Tutorial - Python 3 basics Import Modules

This tutorial is about Python variables, you will learn how to use global and local variables. This helps to keep code clean and easy to read

Python import module is an object with arbitrarily named attributes that you can bind and reference. Simply, a module is a file consisting of a Python code. A module can define functions, classes, and variables which include runnable code. If you are working on a large project, modules can help keep code clean and easy to read. So first, when you are importing a module to your code, you are basically loading that module into memory.

Basic import syntax:

import module1[, module2[,... moduleN]

You can use any Python source file as a module by executing an import statement in some other Python source file. When the Python interpreter encounters an import statement, it imports the module if the module is present in the search path. A search path is a list of directories that the interpreter searches before importing a module.

When you import a module, the Python interpreter searches for the module in the following sequences:

  • The current directory.
  • If the module isn't found in the current directory, Python searches each directory in the shell variable PYTHONPATH.
  • If the current directory and PYTHONPATH fail, Python checks the default path. On UNIX, this default path is normally /usr/local/lib/python/.

For example, to import the built-in module statistics.py, you need to put the following command at the top of the script:

# Import module statistics
import statistics

Or you can create your own module, by adding it to your local Python project folder.
For example, we are creating a printing.py file with the following code:

def print_func(parameter):
   print ("Printing:", parameter)
   return

Then we can import our created module to our code:

# Import module printing
import printing

# Now you can call defined function that module as follows
printing.print_func("Welcome to import tutorial")

When the above code is executed, it will produce the following result: "Printing: Welcome to import tutorial".

Sometimes, you will see people use the "as" statement in their imports. This will allow you to rename the imported module to whatever you want. People generally do this to shorten the name of the module. Below is the same code example that was used above but here while importing we are using "as" and receiving the same result as before:

# Import module support
import printing as p

# Now you can call defined function that module as follows
p.print_func("Welcome to import tutorial")

from...import statement:

Sometimes you don't want to import all modules to your python code, to avoid messy code, for example:

# Import module statistics
import statistics

example_list = [5,2,5,6,1,2,6,7,2,6,3,5,5]
print(statistics.variance(example_list))

Above is the messy code, and every time you want to use variance, you'll need to write statistics.variance(...), in this case, it's better to import only the variance module:

from statistics import variance as var

example_list = [5,2,5,6,1,2,6,7,2,6,3,5,5]
print(var(example_list))

This statement does not import the entire statistics module into the current namespace. It just introduces the item variance from the module statistics into the global symbol table of the importing module and it's much easier to use it like that.

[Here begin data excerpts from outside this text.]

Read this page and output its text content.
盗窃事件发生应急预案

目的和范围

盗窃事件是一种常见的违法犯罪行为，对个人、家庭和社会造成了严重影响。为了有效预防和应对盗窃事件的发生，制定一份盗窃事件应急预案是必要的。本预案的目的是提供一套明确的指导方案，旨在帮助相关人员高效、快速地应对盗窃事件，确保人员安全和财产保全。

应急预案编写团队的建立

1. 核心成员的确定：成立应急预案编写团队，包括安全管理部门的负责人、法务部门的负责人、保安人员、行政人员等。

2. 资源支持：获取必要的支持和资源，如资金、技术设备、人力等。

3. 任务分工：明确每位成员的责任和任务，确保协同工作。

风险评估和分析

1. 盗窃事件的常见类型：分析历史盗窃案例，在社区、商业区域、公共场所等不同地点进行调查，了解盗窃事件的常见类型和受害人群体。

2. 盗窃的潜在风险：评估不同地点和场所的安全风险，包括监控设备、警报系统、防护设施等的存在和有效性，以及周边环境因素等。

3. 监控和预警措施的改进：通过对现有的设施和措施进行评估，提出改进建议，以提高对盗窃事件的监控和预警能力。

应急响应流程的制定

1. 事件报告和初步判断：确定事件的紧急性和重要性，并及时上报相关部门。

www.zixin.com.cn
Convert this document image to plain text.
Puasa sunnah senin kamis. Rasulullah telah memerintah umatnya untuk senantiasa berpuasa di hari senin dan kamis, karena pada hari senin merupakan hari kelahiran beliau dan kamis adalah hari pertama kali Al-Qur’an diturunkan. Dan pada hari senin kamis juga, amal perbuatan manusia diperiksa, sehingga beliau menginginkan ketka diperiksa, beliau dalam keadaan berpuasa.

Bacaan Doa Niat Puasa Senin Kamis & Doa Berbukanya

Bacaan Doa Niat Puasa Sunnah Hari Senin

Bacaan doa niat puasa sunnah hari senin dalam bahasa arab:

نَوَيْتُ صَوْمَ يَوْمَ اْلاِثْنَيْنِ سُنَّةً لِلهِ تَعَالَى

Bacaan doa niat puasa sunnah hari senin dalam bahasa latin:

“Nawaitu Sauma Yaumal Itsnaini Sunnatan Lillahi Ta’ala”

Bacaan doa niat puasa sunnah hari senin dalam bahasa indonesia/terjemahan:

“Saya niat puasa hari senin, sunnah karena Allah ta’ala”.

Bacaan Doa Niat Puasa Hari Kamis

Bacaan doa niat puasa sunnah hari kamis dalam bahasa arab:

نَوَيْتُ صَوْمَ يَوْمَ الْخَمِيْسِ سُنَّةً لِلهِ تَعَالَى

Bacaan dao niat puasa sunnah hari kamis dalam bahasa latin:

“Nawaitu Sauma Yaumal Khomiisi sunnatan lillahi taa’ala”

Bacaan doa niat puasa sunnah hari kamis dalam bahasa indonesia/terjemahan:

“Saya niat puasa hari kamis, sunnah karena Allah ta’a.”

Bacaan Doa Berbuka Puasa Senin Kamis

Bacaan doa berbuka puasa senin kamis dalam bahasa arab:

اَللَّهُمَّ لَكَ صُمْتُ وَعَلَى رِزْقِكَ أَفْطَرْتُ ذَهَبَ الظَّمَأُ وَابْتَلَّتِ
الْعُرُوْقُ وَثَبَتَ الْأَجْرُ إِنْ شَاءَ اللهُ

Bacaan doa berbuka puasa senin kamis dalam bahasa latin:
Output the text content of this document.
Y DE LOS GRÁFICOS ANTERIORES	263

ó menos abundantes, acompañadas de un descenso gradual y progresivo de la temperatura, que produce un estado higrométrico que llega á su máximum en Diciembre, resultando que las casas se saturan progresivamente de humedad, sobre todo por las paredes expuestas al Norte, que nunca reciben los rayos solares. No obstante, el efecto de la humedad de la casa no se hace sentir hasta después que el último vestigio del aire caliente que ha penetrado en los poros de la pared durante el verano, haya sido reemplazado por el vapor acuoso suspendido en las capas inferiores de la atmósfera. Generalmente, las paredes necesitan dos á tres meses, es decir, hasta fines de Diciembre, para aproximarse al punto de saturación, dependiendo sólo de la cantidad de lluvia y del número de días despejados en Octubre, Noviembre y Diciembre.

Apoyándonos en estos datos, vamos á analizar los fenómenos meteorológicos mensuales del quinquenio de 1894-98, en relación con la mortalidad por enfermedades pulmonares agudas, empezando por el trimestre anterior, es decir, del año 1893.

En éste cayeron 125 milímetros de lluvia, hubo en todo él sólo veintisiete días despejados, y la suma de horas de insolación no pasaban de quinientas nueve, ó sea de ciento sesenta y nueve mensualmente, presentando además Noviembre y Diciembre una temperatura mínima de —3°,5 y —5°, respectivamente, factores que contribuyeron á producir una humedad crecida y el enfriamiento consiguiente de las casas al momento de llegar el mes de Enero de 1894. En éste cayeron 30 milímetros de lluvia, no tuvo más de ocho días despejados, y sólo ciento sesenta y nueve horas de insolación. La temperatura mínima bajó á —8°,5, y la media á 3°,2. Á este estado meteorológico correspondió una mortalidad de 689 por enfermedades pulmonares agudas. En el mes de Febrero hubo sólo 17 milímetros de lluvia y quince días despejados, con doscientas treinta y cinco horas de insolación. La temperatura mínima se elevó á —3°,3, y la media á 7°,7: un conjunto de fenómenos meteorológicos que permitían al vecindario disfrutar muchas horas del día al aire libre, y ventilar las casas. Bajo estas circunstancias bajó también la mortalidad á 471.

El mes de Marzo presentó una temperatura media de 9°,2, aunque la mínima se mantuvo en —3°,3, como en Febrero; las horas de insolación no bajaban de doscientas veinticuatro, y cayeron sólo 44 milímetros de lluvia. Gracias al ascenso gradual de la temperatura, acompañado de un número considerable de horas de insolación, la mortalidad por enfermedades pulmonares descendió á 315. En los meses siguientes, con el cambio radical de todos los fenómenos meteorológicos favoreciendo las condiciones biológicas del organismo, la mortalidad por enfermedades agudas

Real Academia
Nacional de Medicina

What if we want to import everything from statistics like we did initially, but we don't want to type the statistics because you don't want it or you don't have time for that, simple, we use ' * '. This way you will need to use the full module name, but this way you can learn these modules better.

from statistics import *

example_list = [5,2,5,6,1,2,6,7,2,6,3,5,5]
print(variance(example_list))

The reload() function:

We must mention that when the module is imported into your python script, the code in the top-level portion of a module is executed only once. So if you are importing a file, where parameters are changing in time, your imported file will use only these parameters which were on importing time. In this case, you need to upload your code again.

So, if you want to execute the top-level code in a module, you can use reload() function. This function imports a previously imported module again. The syntax of the reload() function is this:

reload(module_name)

Here, module_name is the name of the module you want to reload and not the string containing the module name. For example, to reload the statistics module in your code, use the following code:

reload(statistics)

The dir() function

There is one good to know built-in dir() function, which returns a sorted list of strings containing the names defined by a module.

The list contains the names of all the modules, variables and functions that are defined in a module. Here is a simple example:

# Import built-in statistics module
import statistics

content = dir(statistics)
print(content)

When the above code is executed, we'll get such result:

['Decimal', 'Fraction', 'StatisticsError', '__all__', '__builtins__', '__cached__', 
'__doc__', '__file__', '__loader__', '__name__', '__package__', '__spec__', '_coerce', 
'_convert', '_counts', '_exact_ratio', '_fail_neg', '_find_lteq', '_find_rteq', '_isfinite', 
'_ss', '_sum', 'bisect_left', 'bisect_right', 'chain', 'collections', 'decimal', 'groupby', 
'harmonic_mean', 'math', 'mean', 'median', 'median_grouped', 'median_high', 'median_low', 
'mode', 'numbers', 'pstdev', 'pvariance', 'stdev', 'variance']

Here, the special string variable __name__ is the module's name, and __file__ is the filename from which the module was loaded. Here are much more modules, but as we are learning basics we don't need to know them.


In this tutorial, we covered how to use the import python module and what purpose has reload() and dir() functions.